Apesar do gastrónomo não sublinhar nenhuma modernização mais marcante na doçaria de Natal da região, fala de “influências externas”, que criam novos hábitos. “São questões muito particulares. Há uma outra casa que tem uma outra pessoa na família, que veio da Beira, do Douro, do Minho… mas a nossa doçaria anda à volta disto”.
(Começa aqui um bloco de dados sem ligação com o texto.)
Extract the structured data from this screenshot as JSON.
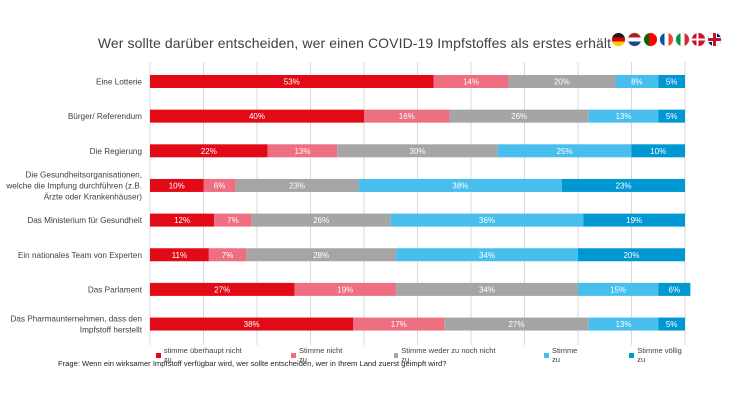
{
  "flags": [
    "germany-flag",
    "netherlands-flag",
    "portugal-flag",
    "france-flag",
    "italy-flag",
    "denmark-flag",
    "uk-flag"
  ],
  "question": "Frage: Wenn ein wirksamer Impfstoff verfügbar wird, wer sollte entscheiden, wer in Ihrem Land zuerst geimpft wird?",
  "chart_data": {
    "type": "bar",
    "orientation": "horizontal",
    "stacked": true,
    "title": "Wer sollte darüber entscheiden,  wer einen COVID-19 Impfstoffes als erstes erhält",
    "xlabel": "",
    "ylabel": "",
    "xlim": [
      0,
      100
    ],
    "grid": true,
    "legend_position": "bottom",
    "categories": [
      "Eine Lotterie",
      "Bürger/ Referendum",
      "Die Regierung",
      "Die Gesundheitsorganisationen, welche die Impfung durchführen (z.B. Ärzte oder Krankenhäuser)",
      "Das Ministerium für Gesundheit",
      "Ein nationales Team von Experten",
      "Das Parlament",
      "Das Pharmaunternehmen, dass den Impfstoff herstellt"
    ],
    "category_lines": [
      [
        "Eine Lotterie"
      ],
      [
        "Bürger/ Referendum"
      ],
      [
        "Die Regierung"
      ],
      [
        "Die Gesundheitsorganisationen,",
        "welche die Impfung durchführen (z.B.",
        "Ärzte oder Krankenhäuser)"
      ],
      [
        "Das Ministerium für Gesundheit"
      ],
      [
        "Ein nationales Team von Experten"
      ],
      [
        "Das Parlament"
      ],
      [
        "Das Pharmaunternehmen, dass den",
        "Impfstoff herstellt"
      ]
    ],
    "series": [
      {
        "name": "stimme überhaupt nicht zu",
        "color": "#E30A18",
        "values": [
          53,
          40,
          22,
          10,
          12,
          11,
          27,
          38
        ]
      },
      {
        "name": "Stimme nicht zu",
        "color": "#EE6E82",
        "values": [
          14,
          16,
          13,
          6,
          7,
          7,
          19,
          17
        ]
      },
      {
        "name": "Stimme weder zu noch nicht zu",
        "color": "#A5A5A5",
        "values": [
          20,
          26,
          30,
          23,
          26,
          28,
          34,
          27
        ]
      },
      {
        "name": "Stimme zu",
        "color": "#47BEEE",
        "values": [
          8,
          13,
          25,
          38,
          36,
          34,
          15,
          13
        ]
      },
      {
        "name": "Stimme völlig zu",
        "color": "#0098D2",
        "values": [
          5,
          5,
          10,
          23,
          19,
          20,
          6,
          5
        ]
      }
    ]
  }
}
Dando como exemplo a região do Douro, António Monteiro fala de uma tradição natalícia inacessível, em tempos, à Terra Fria Transmontana. “Um duriense não abdicava de um copo de vinho fino. Um vinho tratado, do Porto. Antigamente toda a família bebia um copo, incluindo os mais novos quando já tivessem permissão para tal. Mas, na zona da Terra Fria, não tinham condições para tal, apesar de que, actualmente, a tradição já foi adoptada”.
As tradições na região mantêm-se e vieram para ficar por longos anos.